As you can see, every word is coded in a particular manner: the first letter is taken and then $80 is added to it, and finally the rest of the letters are stored as they are.  After this point, scrolling down the code we can find another section called “RESERVED WORD TOKEN VALUES”: this list lists the token code for each keyword. The list doesn’t contain every single keyword because the interpeter recognizes the “class” of the keyword, i.e. a function, by findind it in a specific range of values. Since we added a new function, functions in the interpreter are store starting from the SGN function. So, as we have to insert a new function, we must increment the value of the last functions stored in the list after SGN, that are ZPOINT and LEFT$.

So I changed this portion from this:

ZSGN equ 0B6H ; SGN
ZPOINT equ 0C7H ; POINT
ZLEFT equ 0CDH +2 ; LEFT$

to this:

ZSGN equ 0B6H ; SGN
ZPOINT equ 0C8H ; POINT ; if the user enters a custom function,
ZLEFT equ 0CEH +2 ; LEFT$ ; must be increment these two pointers

Now, when we’ll have to use the new function, the interpreter will look at the list of the reserver words to see if it’s a supported function: if it will find it into the list the name will be recognized as a reserved keyword so the interpreter will analyze its usage to undestand if it’s a function or a command, then it will jump to the corresponding code recovering the starting address of the code from the jump table.
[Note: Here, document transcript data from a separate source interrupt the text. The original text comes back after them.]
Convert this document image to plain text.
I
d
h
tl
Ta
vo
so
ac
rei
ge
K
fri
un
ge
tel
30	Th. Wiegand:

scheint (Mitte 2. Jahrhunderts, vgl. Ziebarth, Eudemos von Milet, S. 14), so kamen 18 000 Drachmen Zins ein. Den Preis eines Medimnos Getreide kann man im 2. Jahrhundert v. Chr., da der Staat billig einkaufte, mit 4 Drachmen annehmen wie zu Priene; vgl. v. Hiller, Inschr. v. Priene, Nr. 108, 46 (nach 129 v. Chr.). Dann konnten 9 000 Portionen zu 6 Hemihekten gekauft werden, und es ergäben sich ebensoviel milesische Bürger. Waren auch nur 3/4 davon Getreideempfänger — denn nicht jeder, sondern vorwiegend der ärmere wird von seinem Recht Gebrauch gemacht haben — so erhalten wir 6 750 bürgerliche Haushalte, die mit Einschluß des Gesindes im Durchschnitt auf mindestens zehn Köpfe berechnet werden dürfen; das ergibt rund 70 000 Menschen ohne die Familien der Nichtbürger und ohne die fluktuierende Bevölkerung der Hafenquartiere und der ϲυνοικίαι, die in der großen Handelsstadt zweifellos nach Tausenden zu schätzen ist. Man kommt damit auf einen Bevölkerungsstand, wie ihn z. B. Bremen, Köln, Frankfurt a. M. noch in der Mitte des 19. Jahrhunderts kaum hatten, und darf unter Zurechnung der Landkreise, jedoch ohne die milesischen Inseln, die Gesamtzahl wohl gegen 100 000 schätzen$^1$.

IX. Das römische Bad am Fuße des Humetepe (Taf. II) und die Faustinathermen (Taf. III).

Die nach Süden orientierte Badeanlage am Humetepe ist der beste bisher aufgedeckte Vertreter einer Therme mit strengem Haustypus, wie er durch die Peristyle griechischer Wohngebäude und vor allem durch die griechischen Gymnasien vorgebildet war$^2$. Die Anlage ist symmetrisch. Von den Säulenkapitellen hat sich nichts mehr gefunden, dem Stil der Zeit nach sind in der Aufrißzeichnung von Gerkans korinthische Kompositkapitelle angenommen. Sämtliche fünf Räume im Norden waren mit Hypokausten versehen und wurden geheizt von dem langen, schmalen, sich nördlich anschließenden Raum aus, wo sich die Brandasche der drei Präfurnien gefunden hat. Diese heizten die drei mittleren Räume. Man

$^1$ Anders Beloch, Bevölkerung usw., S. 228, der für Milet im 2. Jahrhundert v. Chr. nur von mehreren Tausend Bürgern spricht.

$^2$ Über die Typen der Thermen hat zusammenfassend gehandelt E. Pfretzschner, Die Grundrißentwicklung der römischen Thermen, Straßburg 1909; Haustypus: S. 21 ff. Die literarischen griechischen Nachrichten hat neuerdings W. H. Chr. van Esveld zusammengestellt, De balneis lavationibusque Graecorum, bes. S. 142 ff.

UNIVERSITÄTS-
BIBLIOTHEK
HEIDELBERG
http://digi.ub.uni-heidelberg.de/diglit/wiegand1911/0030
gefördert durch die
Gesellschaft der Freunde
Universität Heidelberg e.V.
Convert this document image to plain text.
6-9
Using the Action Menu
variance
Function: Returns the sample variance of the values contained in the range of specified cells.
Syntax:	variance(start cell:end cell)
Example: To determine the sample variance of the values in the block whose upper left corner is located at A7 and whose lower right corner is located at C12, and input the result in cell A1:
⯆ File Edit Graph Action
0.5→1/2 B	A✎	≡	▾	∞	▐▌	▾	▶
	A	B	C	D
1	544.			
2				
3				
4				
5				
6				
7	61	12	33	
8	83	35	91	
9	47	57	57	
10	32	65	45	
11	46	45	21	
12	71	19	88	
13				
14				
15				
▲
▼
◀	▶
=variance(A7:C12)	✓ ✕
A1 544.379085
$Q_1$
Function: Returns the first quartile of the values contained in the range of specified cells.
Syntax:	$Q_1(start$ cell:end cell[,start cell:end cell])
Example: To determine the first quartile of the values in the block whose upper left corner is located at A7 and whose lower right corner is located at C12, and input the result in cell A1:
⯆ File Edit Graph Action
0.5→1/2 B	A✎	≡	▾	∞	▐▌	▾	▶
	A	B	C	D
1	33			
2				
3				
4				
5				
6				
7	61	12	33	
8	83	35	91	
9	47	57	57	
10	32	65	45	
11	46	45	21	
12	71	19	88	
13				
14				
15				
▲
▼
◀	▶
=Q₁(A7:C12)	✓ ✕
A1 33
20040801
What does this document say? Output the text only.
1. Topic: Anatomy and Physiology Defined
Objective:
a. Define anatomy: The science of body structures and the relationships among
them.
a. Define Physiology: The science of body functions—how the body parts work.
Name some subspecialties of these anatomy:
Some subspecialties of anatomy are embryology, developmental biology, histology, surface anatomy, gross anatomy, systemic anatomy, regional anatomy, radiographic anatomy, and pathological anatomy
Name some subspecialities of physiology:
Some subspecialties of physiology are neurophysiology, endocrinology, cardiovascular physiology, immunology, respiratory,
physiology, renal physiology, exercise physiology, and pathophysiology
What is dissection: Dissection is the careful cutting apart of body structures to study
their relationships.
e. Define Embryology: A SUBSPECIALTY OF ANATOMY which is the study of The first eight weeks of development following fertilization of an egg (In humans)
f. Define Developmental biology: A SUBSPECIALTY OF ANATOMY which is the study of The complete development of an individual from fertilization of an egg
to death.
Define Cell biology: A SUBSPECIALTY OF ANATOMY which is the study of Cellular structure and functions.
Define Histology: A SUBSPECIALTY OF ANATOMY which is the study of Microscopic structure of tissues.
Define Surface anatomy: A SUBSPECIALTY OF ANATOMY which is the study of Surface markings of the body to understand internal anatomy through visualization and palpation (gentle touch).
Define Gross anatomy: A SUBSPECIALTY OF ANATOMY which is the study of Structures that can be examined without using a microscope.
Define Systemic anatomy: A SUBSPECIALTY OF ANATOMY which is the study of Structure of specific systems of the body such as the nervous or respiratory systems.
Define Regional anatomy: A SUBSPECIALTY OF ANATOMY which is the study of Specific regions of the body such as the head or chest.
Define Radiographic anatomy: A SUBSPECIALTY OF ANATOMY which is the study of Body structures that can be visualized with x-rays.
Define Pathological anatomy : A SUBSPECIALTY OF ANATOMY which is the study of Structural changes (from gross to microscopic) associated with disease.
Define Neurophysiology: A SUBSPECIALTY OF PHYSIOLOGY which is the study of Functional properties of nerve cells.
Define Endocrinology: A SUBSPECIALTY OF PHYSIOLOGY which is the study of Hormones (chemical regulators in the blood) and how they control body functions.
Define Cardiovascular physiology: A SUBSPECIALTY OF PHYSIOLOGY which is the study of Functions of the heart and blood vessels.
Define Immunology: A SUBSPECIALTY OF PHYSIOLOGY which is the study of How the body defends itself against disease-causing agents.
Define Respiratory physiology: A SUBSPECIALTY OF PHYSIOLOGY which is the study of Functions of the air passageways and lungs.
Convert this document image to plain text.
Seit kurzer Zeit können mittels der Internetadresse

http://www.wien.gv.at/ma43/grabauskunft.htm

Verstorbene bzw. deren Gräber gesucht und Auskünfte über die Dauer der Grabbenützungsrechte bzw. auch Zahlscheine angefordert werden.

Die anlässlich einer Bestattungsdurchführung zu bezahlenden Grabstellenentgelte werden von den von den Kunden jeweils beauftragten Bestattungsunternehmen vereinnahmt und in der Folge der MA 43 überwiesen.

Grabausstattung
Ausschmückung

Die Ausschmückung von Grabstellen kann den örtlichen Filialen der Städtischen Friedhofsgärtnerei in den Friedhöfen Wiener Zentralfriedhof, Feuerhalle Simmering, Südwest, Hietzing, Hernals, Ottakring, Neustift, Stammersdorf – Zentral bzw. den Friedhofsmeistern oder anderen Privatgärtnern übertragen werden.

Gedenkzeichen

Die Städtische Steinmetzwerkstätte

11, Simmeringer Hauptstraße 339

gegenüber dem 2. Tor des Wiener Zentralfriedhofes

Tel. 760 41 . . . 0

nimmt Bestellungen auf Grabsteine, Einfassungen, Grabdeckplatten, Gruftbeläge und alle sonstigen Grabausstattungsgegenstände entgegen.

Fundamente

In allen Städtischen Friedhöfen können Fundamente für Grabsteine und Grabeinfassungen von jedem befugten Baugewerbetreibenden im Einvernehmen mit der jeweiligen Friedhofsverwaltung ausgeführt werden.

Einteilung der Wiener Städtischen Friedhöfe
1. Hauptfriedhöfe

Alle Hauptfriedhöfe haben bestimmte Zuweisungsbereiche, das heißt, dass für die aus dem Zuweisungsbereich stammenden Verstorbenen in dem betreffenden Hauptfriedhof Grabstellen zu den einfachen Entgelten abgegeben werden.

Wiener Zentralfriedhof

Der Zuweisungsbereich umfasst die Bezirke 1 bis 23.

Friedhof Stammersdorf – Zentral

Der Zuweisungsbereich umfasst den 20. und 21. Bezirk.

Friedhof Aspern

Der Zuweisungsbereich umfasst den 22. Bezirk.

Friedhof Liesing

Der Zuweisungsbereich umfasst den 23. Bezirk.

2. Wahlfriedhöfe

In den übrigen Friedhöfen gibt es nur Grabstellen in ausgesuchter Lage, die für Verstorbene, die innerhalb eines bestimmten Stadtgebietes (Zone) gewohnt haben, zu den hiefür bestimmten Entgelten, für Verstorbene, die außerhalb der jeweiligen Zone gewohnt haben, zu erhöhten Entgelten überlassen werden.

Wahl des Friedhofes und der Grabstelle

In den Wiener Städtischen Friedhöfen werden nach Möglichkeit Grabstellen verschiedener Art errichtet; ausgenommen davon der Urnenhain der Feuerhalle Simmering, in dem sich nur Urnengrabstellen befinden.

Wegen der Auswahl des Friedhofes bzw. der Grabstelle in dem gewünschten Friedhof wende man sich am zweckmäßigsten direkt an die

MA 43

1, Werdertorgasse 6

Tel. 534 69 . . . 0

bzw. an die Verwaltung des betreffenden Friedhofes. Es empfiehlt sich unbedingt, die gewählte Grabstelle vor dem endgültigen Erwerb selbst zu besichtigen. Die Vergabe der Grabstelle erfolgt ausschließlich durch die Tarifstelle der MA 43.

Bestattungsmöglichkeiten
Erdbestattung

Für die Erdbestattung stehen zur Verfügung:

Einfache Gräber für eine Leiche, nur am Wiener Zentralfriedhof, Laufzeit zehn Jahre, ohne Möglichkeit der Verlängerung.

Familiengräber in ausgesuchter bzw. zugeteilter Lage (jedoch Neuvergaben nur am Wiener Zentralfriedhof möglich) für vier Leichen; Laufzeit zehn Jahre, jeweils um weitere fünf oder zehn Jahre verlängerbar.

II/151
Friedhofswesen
I also made another change. Since the BASIC was written at a time when memories were very expensive, to save space programmers stored the error messages in a very compressed mode: only 2 letters for each error message! Since I don’t have a very good memory and since the LM80C has a big ROM (32KB!), we can insert complete messages to better understand what’s going wrong. So you will get a “NEXT WITHOUT FOR ERROR” message instead of a too succint “NF ERROR”! To achieve this I used the same trick programmers used for the tokens table: the code of the error identifies an entry in the error table from which the code recovers the long message text and prints it.

That’all. As usual, you can find the code in my GitHub repo.